Impact of selenium on mood and quality of life: a randomized, controlled trial.

BACKGROUND: Selenium is known to be important to the brain. Three small, published studies have suggested an effect of selenium supplementation or deprivation on mood in healthy volunteers. We investigated these findings on a much larger scale. METHODS: In this double-blind, placebo-controlled intervention, 501 UK participants aged 60-74 were randomly allocated to receive 100, 200 or 300 microg selenium/d as high-selenium yeast or placebo yeast. Mood (Profile of Moods States - Bipolar Form [POMS-BI] questionnaire), "quality of life" (Short Form 36 [SF-36] questionnaire) and plasma selenium were measured at baseline and six months. RESULTS: Supplementation significantly increased plasma selenium above baseline values: from an overall mean (SD) of 90(19) ng/g to 91(26), 144(27), 191(41) and 227(53) ng/g in the placebo, 100, 200, 300 microg selenium groups respectively (p < .001). Four hundred forty-eight participants completed the POMS-BI questionnaires at both time points, with no significant differences in total mood or mood-subscale scores seen between doses.
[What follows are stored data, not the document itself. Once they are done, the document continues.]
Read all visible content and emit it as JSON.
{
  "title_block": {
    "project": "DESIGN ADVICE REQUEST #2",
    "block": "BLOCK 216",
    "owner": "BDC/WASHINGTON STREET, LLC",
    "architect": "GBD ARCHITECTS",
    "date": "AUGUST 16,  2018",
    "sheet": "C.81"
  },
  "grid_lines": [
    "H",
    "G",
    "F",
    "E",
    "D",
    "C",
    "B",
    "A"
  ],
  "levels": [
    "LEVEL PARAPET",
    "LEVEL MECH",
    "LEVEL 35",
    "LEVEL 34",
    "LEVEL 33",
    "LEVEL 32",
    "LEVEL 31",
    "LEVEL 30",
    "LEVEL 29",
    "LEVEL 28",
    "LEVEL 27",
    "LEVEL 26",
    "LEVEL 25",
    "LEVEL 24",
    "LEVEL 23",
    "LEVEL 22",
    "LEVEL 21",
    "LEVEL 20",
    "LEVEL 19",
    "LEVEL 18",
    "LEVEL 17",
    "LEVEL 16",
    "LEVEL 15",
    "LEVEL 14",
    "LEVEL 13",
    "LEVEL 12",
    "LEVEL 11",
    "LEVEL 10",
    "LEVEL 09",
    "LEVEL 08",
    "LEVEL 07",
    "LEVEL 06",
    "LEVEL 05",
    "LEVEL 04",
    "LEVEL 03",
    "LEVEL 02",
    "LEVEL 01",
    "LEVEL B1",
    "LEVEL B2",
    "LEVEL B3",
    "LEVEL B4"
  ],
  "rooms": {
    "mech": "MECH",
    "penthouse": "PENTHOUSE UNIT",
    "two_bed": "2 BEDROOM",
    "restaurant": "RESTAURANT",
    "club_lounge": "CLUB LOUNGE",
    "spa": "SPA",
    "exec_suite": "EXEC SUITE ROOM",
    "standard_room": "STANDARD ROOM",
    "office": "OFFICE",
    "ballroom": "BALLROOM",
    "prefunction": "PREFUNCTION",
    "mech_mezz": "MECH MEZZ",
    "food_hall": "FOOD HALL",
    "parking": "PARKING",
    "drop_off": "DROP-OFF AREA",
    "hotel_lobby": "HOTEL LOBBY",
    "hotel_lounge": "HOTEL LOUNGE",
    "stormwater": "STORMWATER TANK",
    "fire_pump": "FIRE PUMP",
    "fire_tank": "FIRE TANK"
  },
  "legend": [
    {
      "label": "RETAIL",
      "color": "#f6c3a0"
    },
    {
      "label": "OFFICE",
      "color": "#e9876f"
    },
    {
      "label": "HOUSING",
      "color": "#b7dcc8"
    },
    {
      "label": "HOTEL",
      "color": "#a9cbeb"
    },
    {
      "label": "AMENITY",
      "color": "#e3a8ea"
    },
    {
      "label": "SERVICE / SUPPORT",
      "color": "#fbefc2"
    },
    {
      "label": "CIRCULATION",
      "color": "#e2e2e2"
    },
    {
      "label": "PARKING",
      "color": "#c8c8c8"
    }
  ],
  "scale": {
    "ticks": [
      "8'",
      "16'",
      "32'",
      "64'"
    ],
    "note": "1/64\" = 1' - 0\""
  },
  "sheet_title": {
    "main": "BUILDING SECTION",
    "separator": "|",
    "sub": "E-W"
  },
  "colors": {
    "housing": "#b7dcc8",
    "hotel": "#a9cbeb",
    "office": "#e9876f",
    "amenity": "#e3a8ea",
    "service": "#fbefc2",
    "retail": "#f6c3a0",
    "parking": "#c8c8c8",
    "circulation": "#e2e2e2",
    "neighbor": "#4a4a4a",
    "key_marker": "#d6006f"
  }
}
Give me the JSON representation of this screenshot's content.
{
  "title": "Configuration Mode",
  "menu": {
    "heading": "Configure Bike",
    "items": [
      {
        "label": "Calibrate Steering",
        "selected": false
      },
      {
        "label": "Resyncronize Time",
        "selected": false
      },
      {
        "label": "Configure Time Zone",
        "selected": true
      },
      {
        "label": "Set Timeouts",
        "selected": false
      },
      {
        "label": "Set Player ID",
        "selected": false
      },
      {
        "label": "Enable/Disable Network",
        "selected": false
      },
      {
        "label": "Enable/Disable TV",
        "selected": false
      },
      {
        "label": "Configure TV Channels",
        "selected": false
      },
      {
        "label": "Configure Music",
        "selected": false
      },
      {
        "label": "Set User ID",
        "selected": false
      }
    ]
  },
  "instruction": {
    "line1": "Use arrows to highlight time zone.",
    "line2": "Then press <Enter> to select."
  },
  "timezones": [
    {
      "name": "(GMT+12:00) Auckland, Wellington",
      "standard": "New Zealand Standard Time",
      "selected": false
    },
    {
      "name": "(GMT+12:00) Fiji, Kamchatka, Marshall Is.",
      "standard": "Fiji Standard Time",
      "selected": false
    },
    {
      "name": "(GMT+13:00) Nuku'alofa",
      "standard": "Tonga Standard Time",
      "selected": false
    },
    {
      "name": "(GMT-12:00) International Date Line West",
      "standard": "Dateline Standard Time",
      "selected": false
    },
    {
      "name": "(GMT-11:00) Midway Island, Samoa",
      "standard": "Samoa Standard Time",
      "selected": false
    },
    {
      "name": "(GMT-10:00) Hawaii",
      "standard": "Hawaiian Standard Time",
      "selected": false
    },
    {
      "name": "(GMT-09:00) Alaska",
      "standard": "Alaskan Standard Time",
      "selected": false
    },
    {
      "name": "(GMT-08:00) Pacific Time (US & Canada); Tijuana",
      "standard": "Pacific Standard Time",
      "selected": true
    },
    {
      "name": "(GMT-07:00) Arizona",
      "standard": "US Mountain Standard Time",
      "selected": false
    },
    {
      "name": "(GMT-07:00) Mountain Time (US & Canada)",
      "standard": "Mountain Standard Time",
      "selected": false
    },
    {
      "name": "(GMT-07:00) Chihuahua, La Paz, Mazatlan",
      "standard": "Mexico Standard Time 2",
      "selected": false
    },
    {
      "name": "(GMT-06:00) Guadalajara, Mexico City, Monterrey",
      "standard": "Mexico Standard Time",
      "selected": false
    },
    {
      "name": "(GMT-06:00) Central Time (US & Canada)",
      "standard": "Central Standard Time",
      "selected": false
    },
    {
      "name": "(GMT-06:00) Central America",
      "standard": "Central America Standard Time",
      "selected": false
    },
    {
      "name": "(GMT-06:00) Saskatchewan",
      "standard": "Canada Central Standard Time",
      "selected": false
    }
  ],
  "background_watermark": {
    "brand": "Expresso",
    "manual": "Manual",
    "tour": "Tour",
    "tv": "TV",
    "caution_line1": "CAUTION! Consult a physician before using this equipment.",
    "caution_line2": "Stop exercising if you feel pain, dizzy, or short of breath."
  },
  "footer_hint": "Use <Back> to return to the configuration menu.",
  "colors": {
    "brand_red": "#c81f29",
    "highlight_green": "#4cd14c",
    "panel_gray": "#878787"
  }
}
After six months of supplementation, mean (SD) total mood scores for the four doses were 163(36), 161(37), 162(33), 162(34), F(3,443) = .25, p = .86. Quality of life was similarly unaffected. CONCLUSIONS: There was no evidence that selenium supplementation benefited mood or quality of life in these elderly volunteers. Though this is at odds with some previous results, our robust study design, much larger sample size and longer supplementation period, together with the evidence that the brain is a privileged site for selenium retention, suggest that this is a reliable finding.